MALDIÇÃO NO TÚMULO
Um dia Laura resolveu falar sobre o “Ulisses”, de James Joyce, tudo porque lhe disse despretensiosamente que não entendia por que aquela leitura era tão demorada.
- E tudo se comprime num único dia, o 16 de junho de 1904.
- Um único dia, em oitocentas páginas?
- É o dia de Leopold Bloom. Bloomsday, Carlinhos, o único dia da história que tem um dono.
- Deixa-me memorizar, 16 de junho de 1904.
- Foi o que a senhorita Dunne datilografou, e era uma quinta-feira.
- Em todas as folhinhas?
- Em todas as folhinhas da Irlanda, pelo menos.
- Mas, afinal, que faz essa leitura ser tão demorada?

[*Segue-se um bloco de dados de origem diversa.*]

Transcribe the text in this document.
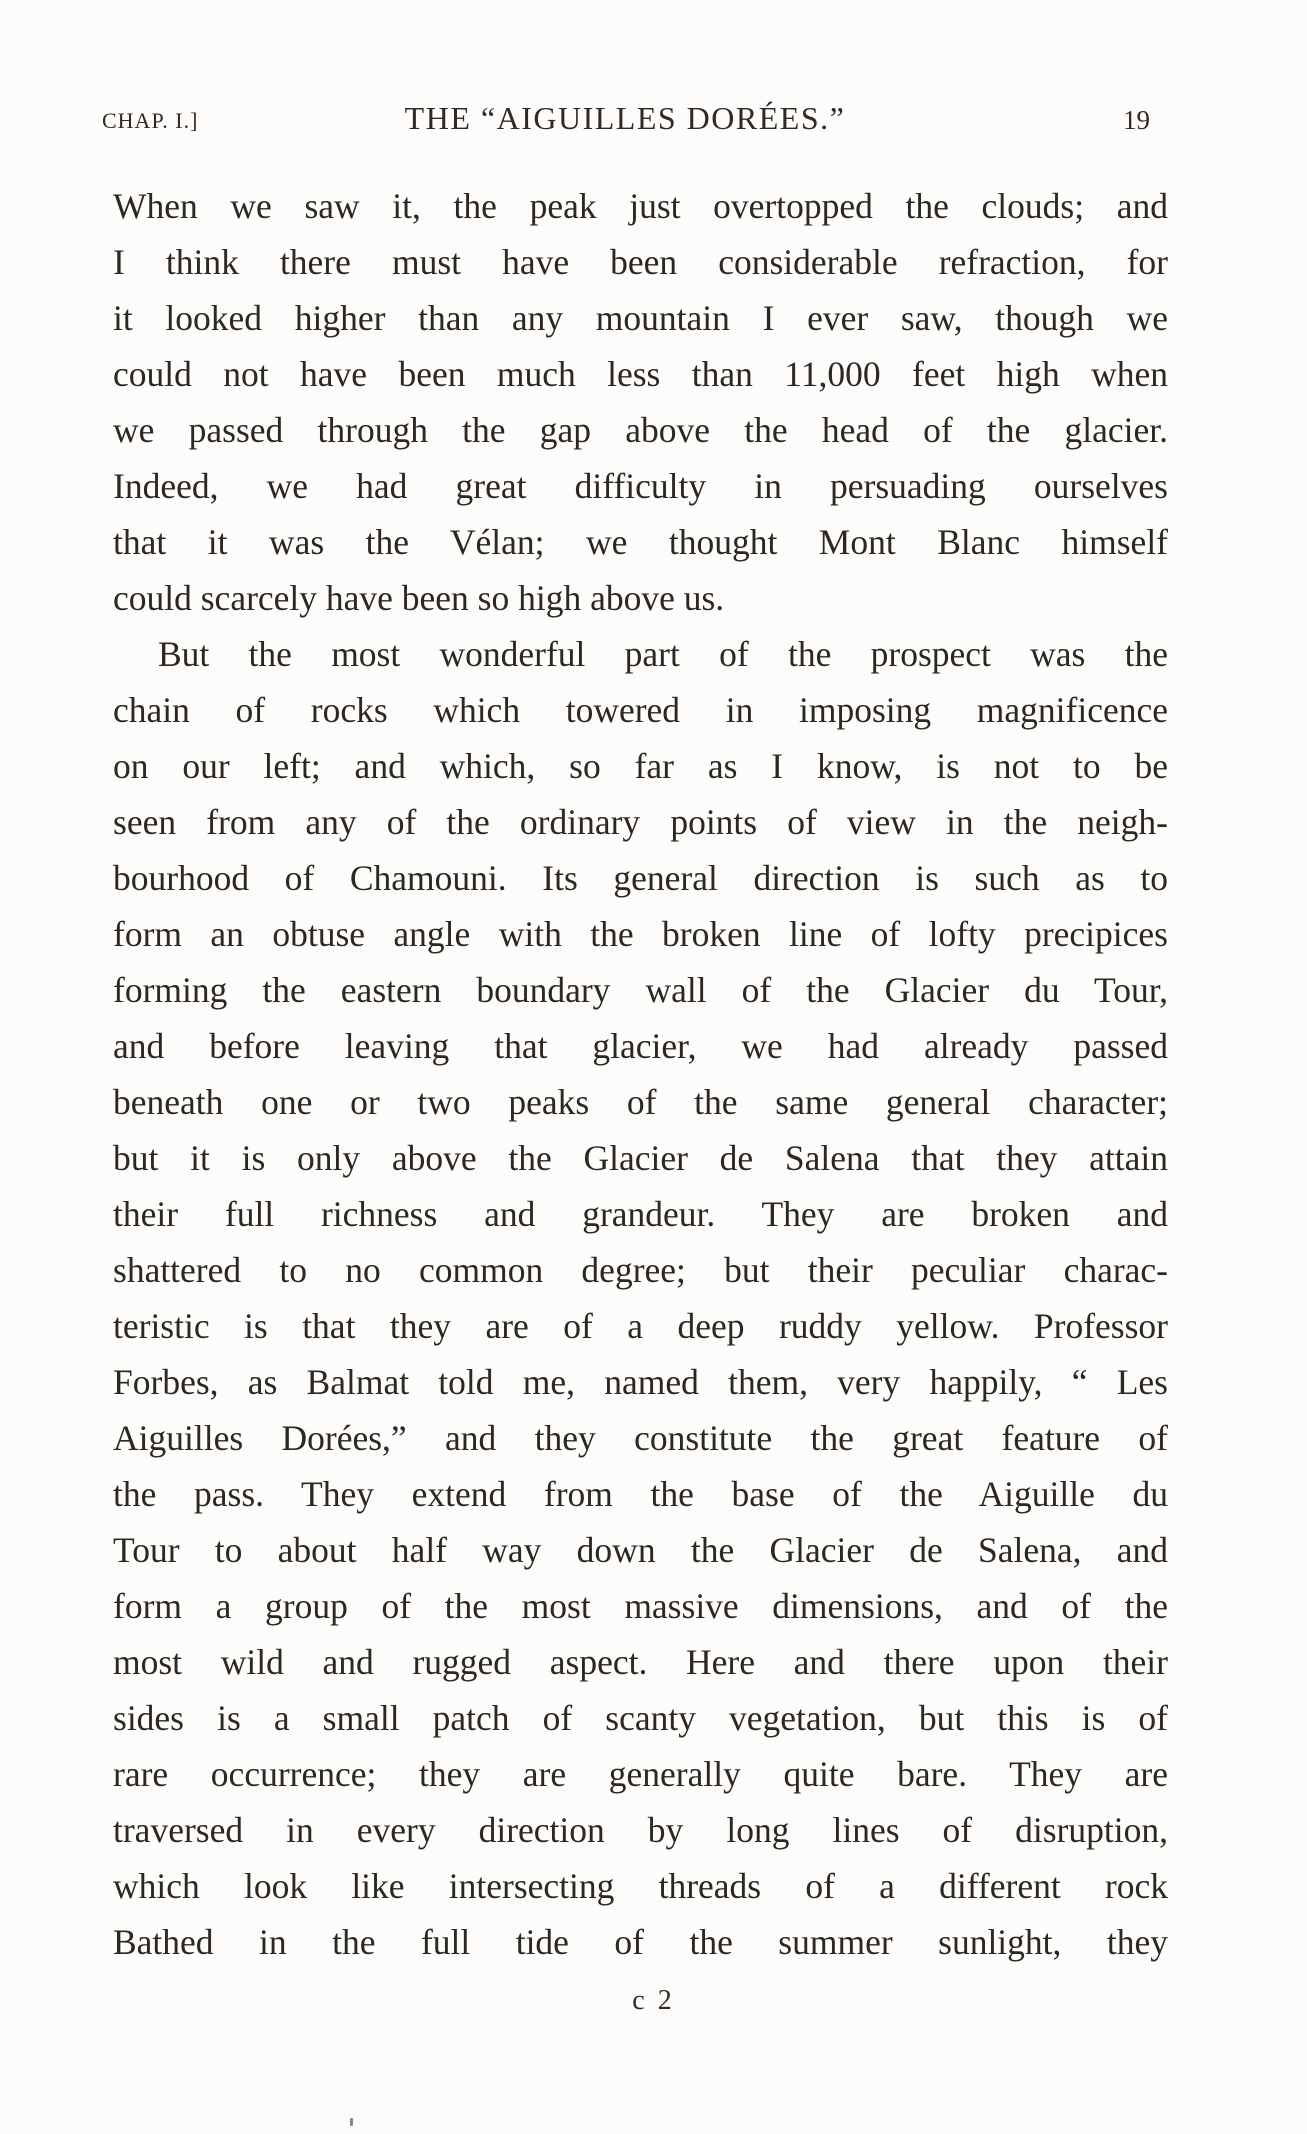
CHAP. I.]	THE “AIGUILLES DORÉES.”	19
When we saw it, the peak just overtopped the clouds; and
I think there must have been considerable refraction, for
it looked higher than any mountain I ever saw, though we
could not have been much less than 11,000 feet high when
we passed through the gap above the head of the glacier.
Indeed, we had great difficulty in persuading ourselves
that it was the Vélan; we thought Mont Blanc himself
could scarcely have been so high above us.
But the most wonderful part of the prospect was the
chain of rocks which towered in imposing magnificence
on our left; and which, so far as I know, is not to be
seen from any of the ordinary points of view in the neigh-
bourhood of Chamouni. Its general direction is such as to
form an obtuse angle with the broken line of lofty precipices
forming the eastern boundary wall of the Glacier du Tour,
and before leaving that glacier, we had already passed
beneath one or two peaks of the same general character;
but it is only above the Glacier de Salena that they attain
their full richness and grandeur. They are broken and
shattered to no common degree; but their peculiar charac-
teristic is that they are of a deep ruddy yellow. Professor
Forbes, as Balmat told me, named them, very happily, “ Les
Aiguilles Dorées,” and they constitute the great feature of
the pass. They extend from the base of the Aiguille du
Tour to about half way down the Glacier de Salena, and
form a group of the most massive dimensions, and of the
most wild and rugged aspect. Here and there upon their
sides is a small patch of scanty vegetation, but this is of
rare occurrence; they are generally quite bare. They are
traversed in every direction by long lines of disruption,
which look like intersecting threads of a different rock
Bathed in the full tide of the summer sunlight, they
c 2
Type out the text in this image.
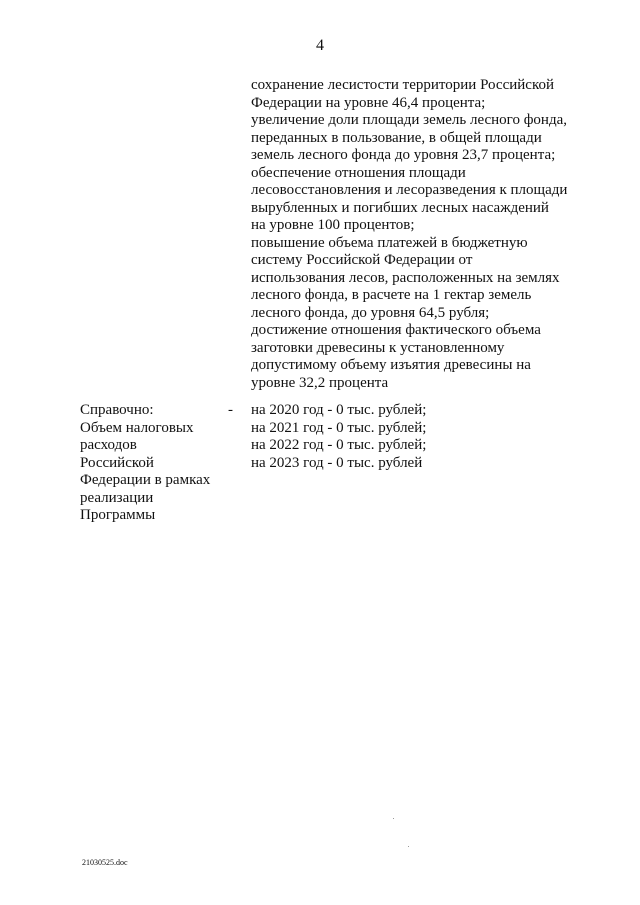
4
сохранение лесистости территории Российской
Федерации на уровне 46,4 процента;
увеличение доли площади земель лесного фонда,
переданных в пользование, в общей площади
земель лесного фонда до уровня 23,7 процента;
обеспечение отношения площади
лесовосстановления и лесоразведения к площади
вырубленных и погибших лесных насаждений
на уровне 100 процентов;
повышение объема платежей в бюджетную
систему Российской Федерации от
использования лесов, расположенных на землях
лесного фонда, в расчете на 1 гектар земель
лесного фонда, до уровня 64,5 рубля;
достижение отношения фактического объема
заготовки древесины к установленному
допустимому объему изъятия древесины на
уровне 32,2 процента
Справочно:
Объем налоговых
расходов
Российской
Федерации в рамках
реализации
Программы
- на 2020 год - 0 тыс. рублей;
на 2021 год - 0 тыс. рублей;
на 2022 год - 0 тыс. рублей;
на 2023 год - 0 тыс. рублей
21030525.doc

- Às vezes a gente tem de consultar outras obras para conferir como se deu o fim de Pirro ou tem de folhear volumes shakespearianos para saber que "Perdita" não é nenhuma personagem que se perdeu na "Tempestade", nem uma bruxa de "Machbeth". Desafios numerosos ao longo dessas oitocentas páginas.
- Muito interessante isso, saber o fim de Pirro e sobre "Perdita". E quem era "Perdita", afinal?
- A filha de "Leonte" e "Hermíone", em "Conto de Inverno", que foi rejeitada pelo pai ciumento. Quanto a "Pirro", há uma versão de que morreu porque lhe atiraram uma telha na cabeça, na cidade de Argos.
- Morrer assim não deixa de ser uma vitória... do azar.
- Uma vitória de Pirro...
- Você me disse uma vez que "Ulisses" tem passagens deliciosas. Cite uma...
- O nome de Anne Hathaway, mulher de Shakespeare, pode dar um trocadilho malicioso, “Anne hath a way”.
- Isso é um trocadilho malicioso?
- Sim, “Anne tem um caminho”. Uma insinuação de que a mulher de Shakespeare lhe era infiel. Isso teria a ver com a maldição que Shakespeare mandou inscrever no túmulo.
- Pode esclarecer isso? Como era a inscrição?
- Veja aqui esta ilustração:
"Bom amigo, pelo amor de Deus, abstenha-se
De cavar sobre o pó aqui encerrado:
Abençoado seja o homem que alhear-se destas pedras
E maldito, o que mexer nos meus ossos."
- Uma maldição no túmulo do maior de todos os poetas. Que tem a ver isso com a fidelidade da mulher?
- Não queria que a mulher fosse enterrada a seu lado, essa a insinuação de Joyce.
Tudo muito erudito, e eu ficava satisfeito de saber essas coisas, pois a questão da cultura já se tornara importante para mim. Tanto que ainda insistiria com Laura sobre esse tema.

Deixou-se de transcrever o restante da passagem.